Kaitlyn said, “Probably one or two more downstairs and then we’re done with this block.”
“Oy, we need a new street, something,” Gary said. “We’re sick of this block.”
“You need more time, Mark Spitz?” Kaitlyn asked.
He shook his head. He was ready. He had needed a reminder; he had received it. There was no when-it-was-over, no after. Only the next five minutes. Like all city dwellers, he had to accustom his eyes to the new horizon.
Gary zipped up the last of the corpses and lit another cigarette. He asked Kaitlyn for help bringing them down.
She shrugged. “You bag ’em, you drag ’em.” • • •
For the first few weeks they tossed the bodies out the windows. It was efficient. The likelihood of harming passersby was infinitesimal. The unsuspecting, the caught unawares, the out for a smoke. They lugged the bodies to the sill and heaved them out. Confronted with the beggar’s slit of a safety window, they shot out the glass. Disinclined to lift the window, they shot out the glass. They awaited the sound of glass smashing into a million fragments and the splash of bodies bursting against concrete in equal measure.
It saved time and energy. They belonged to a nation enamored of shortcuts and the impulse persisted. It beat dragging the bodies down twelve flights and then humping back upstairs to resume the sweep. The higher up, the messier, naturally. In due course Disposal complained to the Lieutenant, to whatever brass at Fort Wonton was foolish enough to listen. “What’s that?” the officers asked. It was hard to hear that team through their hazmat helmets.
“Defenestration!” Disposal shouted, louder, accustomed to this indignity. Defenestration unduly aggravated their job. It was disrespectful. It was unhygienic. Frankly, it was unpatriotic. Everything inside was bullied to a lumpy slime, and the zippers oozed a trail of crimson slush on the street, in the carts, the post-pickup staging areas. And that was when the bags remained mostly intact.
Mark Spitz conceded that Disposal had a point. There had been an incident where he had been brooding on the sidewalk when a body bag burst a few feet away, splashing him with ichor and clots of grue. Gary apologized for neglecting to offer a heads-up, but it had slowed the progress of their friendship, those early weeks.
The broken windows put an end to the practice. Disposal could whine until doomsday, so to speak, about contamination risk, but Buffalo wanted the city habitable for the new tenants. Especially given the marines’ rampage through Zone One, necessary though it was. There had been no time for finesse, only the brute exigencies of clearing out thousands upon thousands of the dead. Now, with the introduction of the sweeper teams, they could proceed in a matter befitting the American Phoenix. The new era of reconstruction was forward-looking, prudent, attentive to the small details that will dividend in the years to come. The order came down: No more assaults on the windows of the fair city. The sweepers reconciled themselves to the new regulations. They took the stairs.

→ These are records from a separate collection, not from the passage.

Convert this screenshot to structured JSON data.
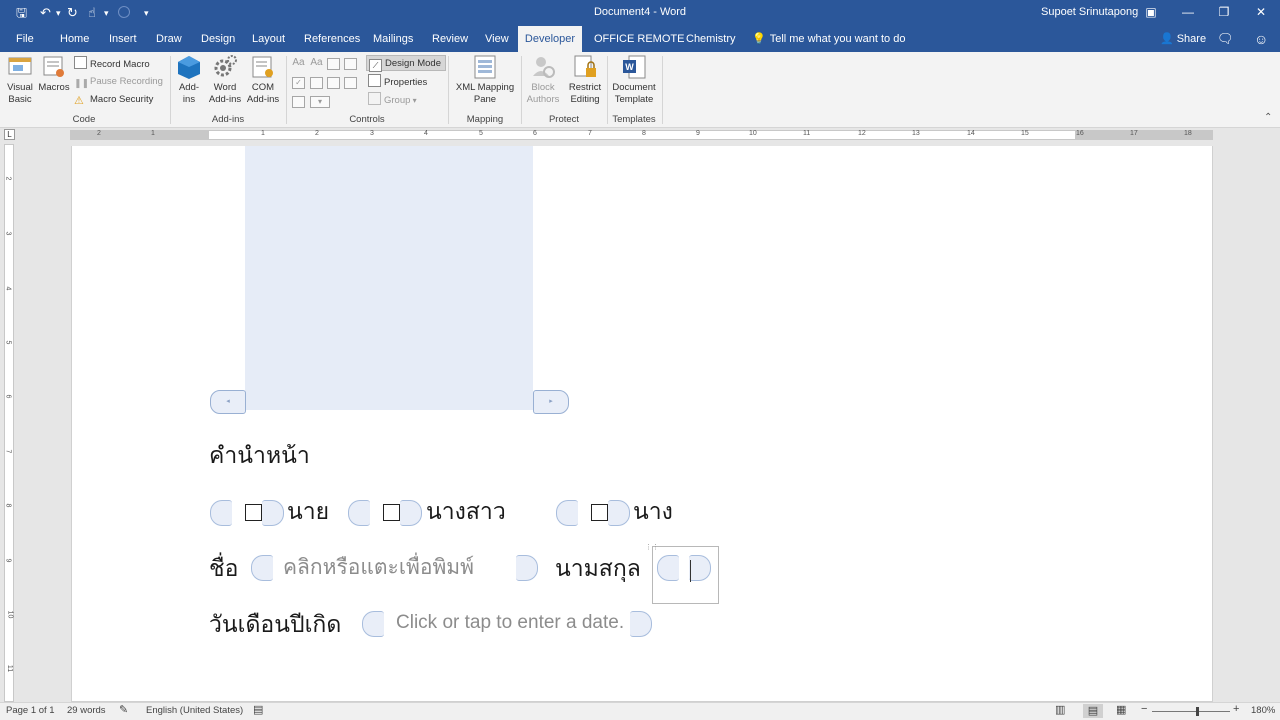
{
  "titlebar": {
    "doc_title": "Document4 - Word",
    "user": "Supoet Srinutapong",
    "save_glyph": "🖫",
    "undo_glyph": "↶",
    "redo_glyph": "↻",
    "touch_glyph": "☝",
    "more_glyph": "▾",
    "min_glyph": "—",
    "restore_glyph": "❐",
    "close_glyph": "✕",
    "ribbon_opt_glyph": "▣"
  },
  "tabs": [
    {
      "label": "File"
    },
    {
      "label": "Home"
    },
    {
      "label": "Insert"
    },
    {
      "label": "Draw"
    },
    {
      "label": "Design"
    },
    {
      "label": "Layout"
    },
    {
      "label": "References"
    },
    {
      "label": "Mailings"
    },
    {
      "label": "Review"
    },
    {
      "label": "View"
    },
    {
      "label": "Developer",
      "active": true
    },
    {
      "label": "OFFICE REMOTE"
    },
    {
      "label": "Chemistry"
    }
  ],
  "tell_me": "Tell me what you want to do",
  "share_label": "Share",
  "ribbon": {
    "code": {
      "label": "Code",
      "visual_basic": "Visual Basic",
      "macros": "Macros",
      "record_macro": "Record Macro",
      "pause_recording": "Pause Recording",
      "macro_security": "Macro Security"
    },
    "addins": {
      "label": "Add-ins",
      "addins": "Add-ins",
      "word_addins": "Word Add-ins",
      "com_addins": "COM Add-ins"
    },
    "controls": {
      "label": "Controls",
      "design_mode": "Design Mode",
      "properties": "Properties",
      "group": "Group"
    },
    "mapping": {
      "label": "Mapping",
      "xml_pane": "XML Mapping Pane"
    },
    "protect": {
      "label": "Protect",
      "block_authors": "Block Authors",
      "restrict_editing": "Restrict Editing"
    },
    "templates": {
      "label": "Templates",
      "document_template": "Document Template"
    }
  },
  "ruler_numbers": [
    "2",
    "1",
    "1",
    "2",
    "3",
    "4",
    "5",
    "6",
    "7",
    "8",
    "9",
    "10",
    "11",
    "12",
    "13",
    "14",
    "15",
    "16",
    "17",
    "18"
  ],
  "vruler_numbers": [
    "2",
    "3",
    "4",
    "5",
    "6",
    "7",
    "8",
    "9",
    "10",
    "11"
  ],
  "document": {
    "heading": "คำนำหน้า",
    "option1": "นาย",
    "option2": "นางสาว",
    "option3": "นาง",
    "checkbox_glyph": "☐",
    "name_label": "ชื่อ",
    "name_placeholder": "คลิกหรือแตะเพื่อพิมพ์",
    "surname_label": "นามสกุล",
    "dob_label": "วันเดือนปีเกิด",
    "date_placeholder": "Click or tap to enter a date."
  },
  "statusbar": {
    "page": "Page 1 of 1",
    "words": "29 words",
    "language": "English (United States)",
    "zoom": "180%",
    "zoom_level": 180
  }
}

Mark Spitz and Gary tackled the heaviest bodies first. Per custom, they lugged, pulled, and kicked them down the stairwell, panting their way through the cinder-block intestine. Any witnesses would have moved their share of corpses and could sympathize. After a few floors, the muffled thump of skel heads bouncing against the stairs was replaced by a moist, unnerving thud. The body bags were equipped with handles on either end, but the realities of plague-era manufacture-the reclaimed factories were reconfigured to produce items outside the scope of their original purpose, often in a shoddy fashion-meant that the tenuously attached straps usually gave way after a few maneuvers. When that happened, the sweepers grabbed the bottom of the bag and felt the corpse’s mulch squish through the plastic.
Gary said, “We’re going to call it the Lasso.”
Mark Spitz didn’t answer. He had no idea what the man was referring to, so he waited for him to provide context. There was time. They were halfway to the street. The emergency lights still worked and they didn’t have to worry about renegades lurching in the darkness. The two sweepers were so noisy that any devil maundering in the stairwell would have already made itself known.
“Our skel-catcher. We’re going to call it the Lasso.”
“I thought you were going to go with the Grabber,” Mark Spitz said.
“The Lasso sounds more sophisticated.”